Plugin architecture
We could support plugins for pre- and/or post-processing the document analysis functionality.
A plugin could be a subclass of a class like this:
class AnnifPlugin:
"""A plugin that tweaks Annif queries before and/or after they are executed"""
def process_analyze_query(query):
"""Preprocess an analyze query, tweaking the parameters before the query is executed"""
# default implementation is a no-op
return query
def postprocess_analyze_query(query, result):
"""Postprocess an analyze query and result, tweaking the result before responding to the client"""
# default implementation is a no-op
return query
For registering plugins, we could perhaps make use of PluginBase. Each plugin would be a separate Python project that registers itself to the Annif plugin system. Each Annif project could define a set of plugins to use. The plugins could be stacked/chained, so that the result of one plugin would be fed to the next one in the chain.
Plugins would be fed the raw result of Annif queries (with lots of candidate subject), before cutting down them into the requested size and/or applying score thresholds. This way the plugins have more candidate subjects to work with.
Ideas for plugins:
- Neural plugin that makes use of neural networks to determine whether a set of subjects is "good" (i.e. looks somewhat like existing subject sets it has been trained on) and tweak the set so that it becomes "better"

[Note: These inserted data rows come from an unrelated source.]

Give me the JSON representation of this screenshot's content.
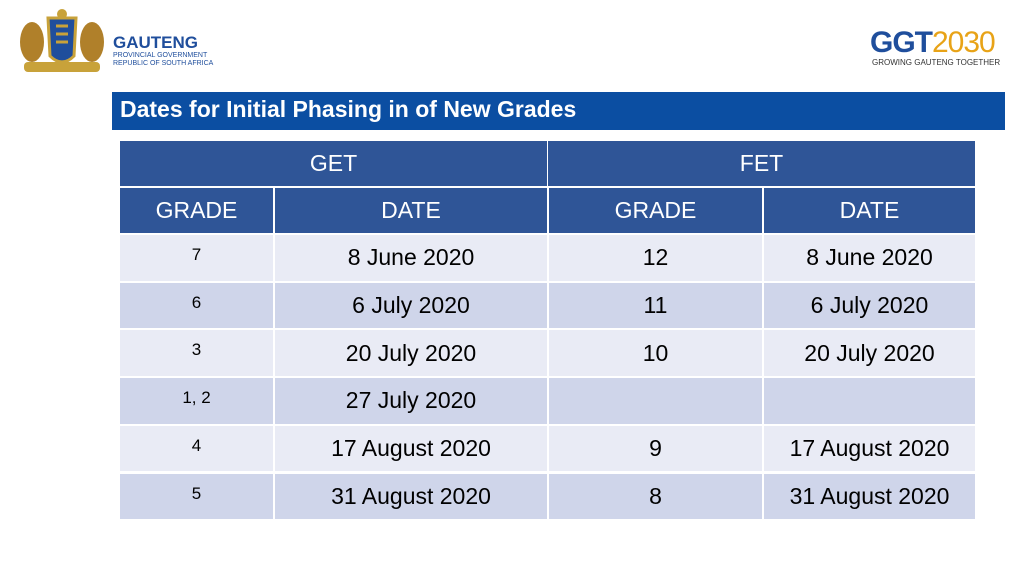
{
  "header": {
    "left_logo": {
      "name": "GAUTENG",
      "line1": "PROVINCIAL GOVERNMENT",
      "line2": "REPUBLIC OF SOUTH AFRICA"
    },
    "right_logo": {
      "name_a": "GGT",
      "name_b": "2030",
      "tagline": "GROWING GAUTENG TOGETHER"
    }
  },
  "title": "Dates for Initial Phasing in of New Grades",
  "table": {
    "groups": [
      "GET",
      "FET"
    ],
    "columns": [
      "GRADE",
      "DATE",
      "GRADE",
      "DATE"
    ],
    "rows": [
      [
        "7",
        "8 June 2020",
        "12",
        "8 June 2020"
      ],
      [
        "6",
        "6 July 2020",
        "11",
        "6 July 2020"
      ],
      [
        "3",
        "20 July 2020",
        "10",
        "20 July 2020"
      ],
      [
        "1, 2",
        "27 July 2020",
        null,
        null
      ],
      [
        "4",
        "17 August 2020",
        "9",
        "17 August 2020"
      ],
      [
        "5",
        "31 August 2020",
        "8",
        "31 August 2020"
      ]
    ]
  }
}
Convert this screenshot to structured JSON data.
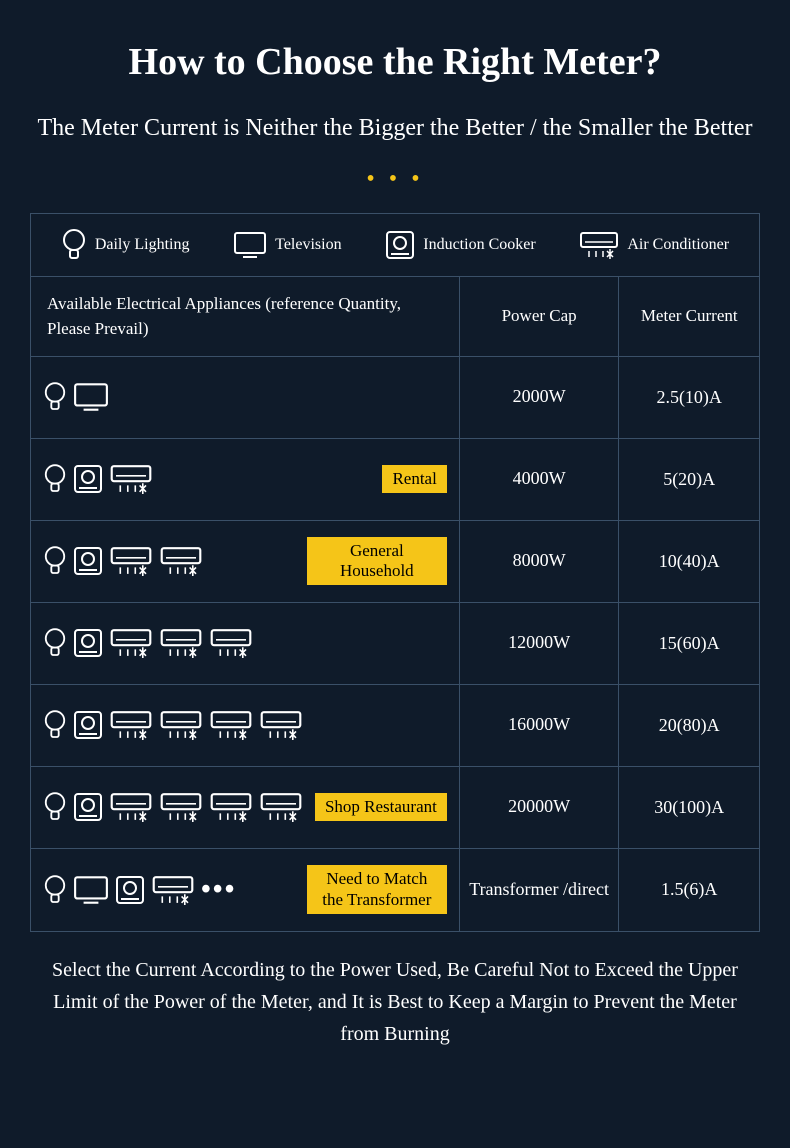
{
  "title": "How to Choose the Right Meter?",
  "subtitle": "The Meter Current is Neither the Bigger the Better / the Smaller the Better",
  "dots": "• • •",
  "legend": {
    "bulb": "Daily Lighting",
    "tv": "Television",
    "cooker": "Induction Cooker",
    "ac": "Air Conditioner"
  },
  "header": {
    "apps": "Available Electrical Appliances (reference Quantity, Please Prevail)",
    "power": "Power Cap",
    "current": "Meter Current"
  },
  "rows": [
    {
      "icons": [
        "bulb",
        "tv"
      ],
      "tag": "",
      "power": "2000W",
      "current": "2.5(10)A"
    },
    {
      "icons": [
        "bulb",
        "cooker",
        "ac"
      ],
      "tag": "Rental",
      "power": "4000W",
      "current": "5(20)A"
    },
    {
      "icons": [
        "bulb",
        "cooker",
        "ac",
        "ac"
      ],
      "tag": "General Household",
      "power": "8000W",
      "current": "10(40)A"
    },
    {
      "icons": [
        "bulb",
        "cooker",
        "ac",
        "ac",
        "ac"
      ],
      "tag": "",
      "power": "12000W",
      "current": "15(60)A"
    },
    {
      "icons": [
        "bulb",
        "cooker",
        "ac",
        "ac",
        "ac",
        "ac"
      ],
      "tag": "",
      "power": "16000W",
      "current": "20(80)A"
    },
    {
      "icons": [
        "bulb",
        "cooker",
        "ac",
        "ac",
        "ac",
        "ac"
      ],
      "tag": "Shop Restaurant",
      "power": "20000W",
      "current": "30(100)A"
    },
    {
      "icons": [
        "bulb",
        "tv",
        "cooker",
        "ac",
        "ellipsis"
      ],
      "tag": "Need to Match the Transformer",
      "power": "Transformer /direct",
      "current": "1.5(6)A"
    }
  ],
  "footer": "Select the Current According to the Power Used, Be Careful Not to Exceed the Upper Limit of the Power of the Meter, and It is Best to Keep a Margin to Prevent the Meter from Burning",
  "colors": {
    "bg": "#0f1b2a",
    "border": "#3a5068",
    "accent": "#f5c518",
    "text": "#ffffff"
  }
}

- Co-occurrence plugin that checks whether a set of subject contains pairs of subjects that frequently occur together, and increases their score
In the current architecture these could simply be separate backends. Backends can register themselves using annif.backend.register_backend so I'm not sure whether the plugin infrastructure is really needed, but of course it would make Annif more extensible.
but of course it would make Annif more extensible.
I have two systems where plugins are needed. One of them has a few mechanisms for plugins. This project is passing through an update, starting by getting a setup.py file, and making more use of vanilla features.
We are thinking about using simple entry points (other good doc from setuptools).
I believe PyTest and PyLint use this approach. Scrapy is a different beast, so they used a different approach to allow scrappers to easily extend scrapy, without the need to package a python utility with setuptools.